Artie: Yeah, and I don't want to see Kobe or D-Wade playing only 10 minutes because they've gotta use 18 guys.
Frank: Also Sunday there's the Daytona 500,
another event only one of us is into. NASCAR has simplified its scoring system,
basically making each spot in the finishing order worth one point more than the
next spot, and with a few more points available for winning the race and
leading laps. As the Gearhead in our operation, do you like it?
Artie: I guess, but the only way this means anything is if the racing gets better.
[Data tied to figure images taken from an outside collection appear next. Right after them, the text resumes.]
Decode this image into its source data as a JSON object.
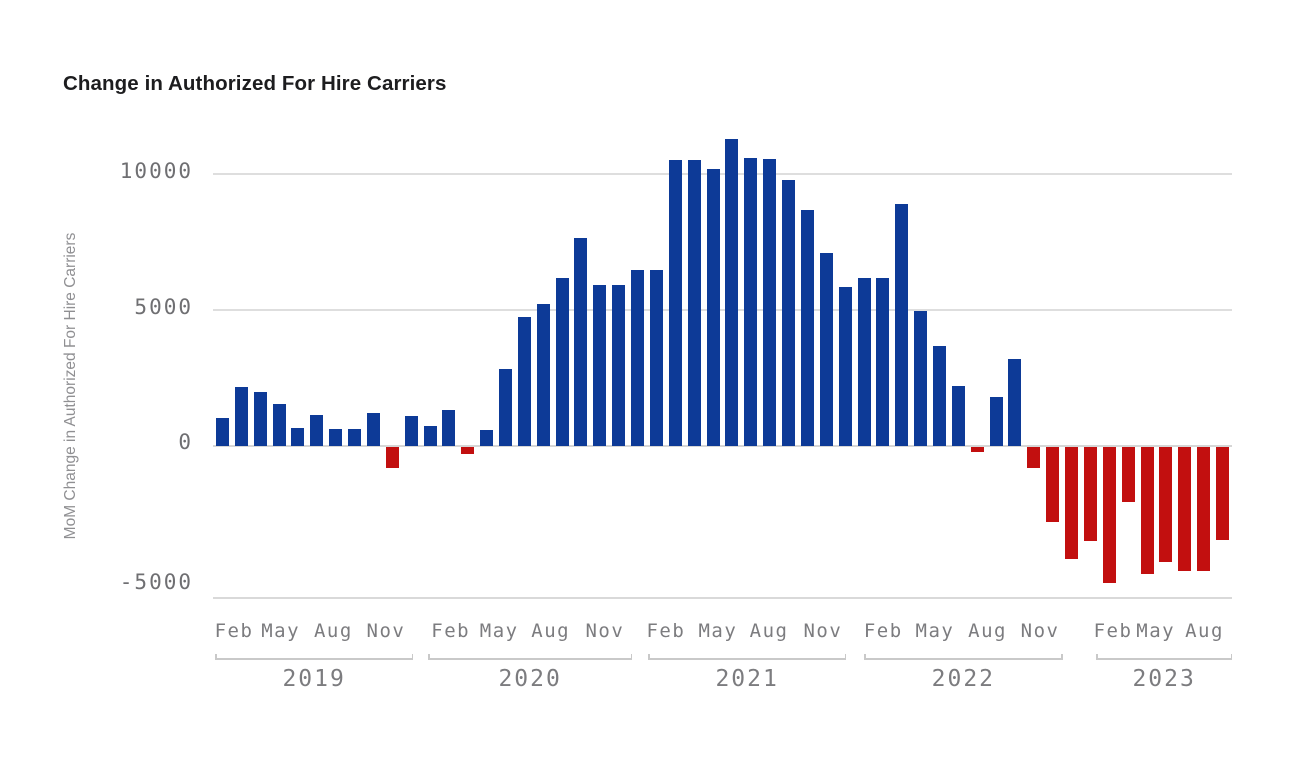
{
  "title": "Change in Authorized For Hire Carriers",
  "chart_data": {
    "type": "bar",
    "title": "Change in Authorized For Hire Carriers",
    "ylabel": "MoM Change in Authorized For Hire Carriers",
    "xlabel": "",
    "grid": "horizontal",
    "legend": "none",
    "ylim": [
      -5600,
      11500
    ],
    "y_ticks": [
      "10000",
      "5000",
      "0",
      "-5000"
    ],
    "y_tick_values": [
      10000,
      5000,
      0,
      -5000
    ],
    "colors": {
      "positive_bar": "#0d3a97",
      "negative_bar": "#c20f0f",
      "gridline": "#dedede",
      "tick_text": "#6f6f72",
      "axis_text": "#7c7c7f",
      "title_text": "#1d1d1f"
    },
    "x": [
      "Feb 2019",
      "Mar 2019",
      "Apr 2019",
      "May 2019",
      "Jun 2019",
      "Jul 2019",
      "Aug 2019",
      "Sep 2019",
      "Oct 2019",
      "Nov 2019",
      "Dec 2019",
      "Jan 2020",
      "Feb 2020",
      "Mar 2020",
      "Apr 2020",
      "May 2020",
      "Jun 2020",
      "Jul 2020",
      "Aug 2020",
      "Sep 2020",
      "Oct 2020",
      "Nov 2020",
      "Dec 2020",
      "Jan 2021",
      "Feb 2021",
      "Mar 2021",
      "Apr 2021",
      "May 2021",
      "Jun 2021",
      "Jul 2021",
      "Aug 2021",
      "Sep 2021",
      "Oct 2021",
      "Nov 2021",
      "Dec 2021",
      "Jan 2022",
      "Feb 2022",
      "Mar 2022",
      "Apr 2022",
      "May 2022",
      "Jun 2022",
      "Jul 2022",
      "Aug 2022",
      "Sep 2022",
      "Oct 2022",
      "Nov 2022",
      "Dec 2022",
      "Jan 2023",
      "Feb 2023",
      "Mar 2023",
      "Apr 2023",
      "May 2023",
      "Jun 2023",
      "Jul 2023"
    ],
    "values": [
      1030,
      2180,
      2000,
      1550,
      650,
      1160,
      610,
      640,
      1220,
      -790,
      1120,
      730,
      1340,
      -270,
      590,
      2820,
      4750,
      5220,
      6180,
      7680,
      5930,
      5950,
      6500,
      6500,
      10520,
      10520,
      10220,
      11300,
      10620,
      10580,
      9790,
      8700,
      7100,
      5860,
      6200,
      6200,
      8930,
      4990,
      3670,
      2220,
      -220,
      1820,
      3210,
      -780,
      -2770,
      -4150,
      -3480,
      -5020,
      -2050,
      -4700,
      -4270,
      -4570,
      -4570,
      -3430
    ],
    "x_axis_years": [
      {
        "label": "2019",
        "months": [
          "Feb",
          "May",
          "Aug",
          "Nov"
        ]
      },
      {
        "label": "2020",
        "months": [
          "Feb",
          "May",
          "Aug",
          "Nov"
        ]
      },
      {
        "label": "2021",
        "months": [
          "Feb",
          "May",
          "Aug",
          "Nov"
        ]
      },
      {
        "label": "2022",
        "months": [
          "Feb",
          "May",
          "Aug",
          "Nov"
        ]
      },
      {
        "label": "2023",
        "months": [
          "Feb",
          "May",
          "Aug"
        ]
      }
    ]
  }
}
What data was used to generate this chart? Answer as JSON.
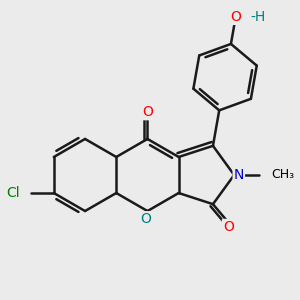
{
  "background_color": "#ebebeb",
  "bond_color": "#1a1a1a",
  "bond_width": 1.8,
  "atom_labels": {
    "O_red": "#ff0000",
    "N_blue": "#0000cd",
    "Cl_green": "#008000",
    "O_teal": "#008080",
    "H_teal": "#008080"
  },
  "figsize": [
    3.0,
    3.0
  ],
  "dpi": 100,
  "xlim": [
    -2.6,
    2.4
  ],
  "ylim": [
    -2.0,
    2.6
  ]
}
The last two or three years, I don't watch it much because it's so boring.
Frank: Because of all the crackups and yellow flags and restarts?
Artie: That's part of it, but all that stuff is happening without there being a lot of passing on the track. Maybe the last 20 or 25 laps you get some real racing, but mostly it's endurance. The cars are so generic that there's no excitement.
Frank: I've heard some talk about how races should be shorter. Like maybe the Daytona 325?
Artie: Shorter would be good, except that shorter would mean less time to drink beer.
Frank: Well, it sure seems like the races go on forever. Didn't they shift some rules last year to try to make things more exciting?
Artie: They tinkered a bit, but it didn't do much.
Frank: The University of Texas and ESPN just made
a deal to produce an "all-UT, all the time" network. It’s worth $300
million over 20 years.
Artie: Texas has a lot of people and I suppose they'll want to see all that burnt orange. But I can't see anyone outside of Texas having much interest in this.
Frank: But it sure is interesting. Sports Illustrated had a piece saying, "Don't think this will start a big trend because there aren't many universities like Texas," but how about USC wanting to do it? How about Ohio State, although that might not jibe with the Big Ten Network. How about Alabama or Florida wanting to do it?
Artie: Now you're really talking must-miss TV.
Frank: It's just more evidence that these athletic departments are corporations that happen to be affiliated with universities, and they exist to make money—not for the schools, but to perpetuate themselves. They have a product to sell, and they do it for the highest price they can get.
Artie: So just drop the facade and start paying the players. Officially, that is.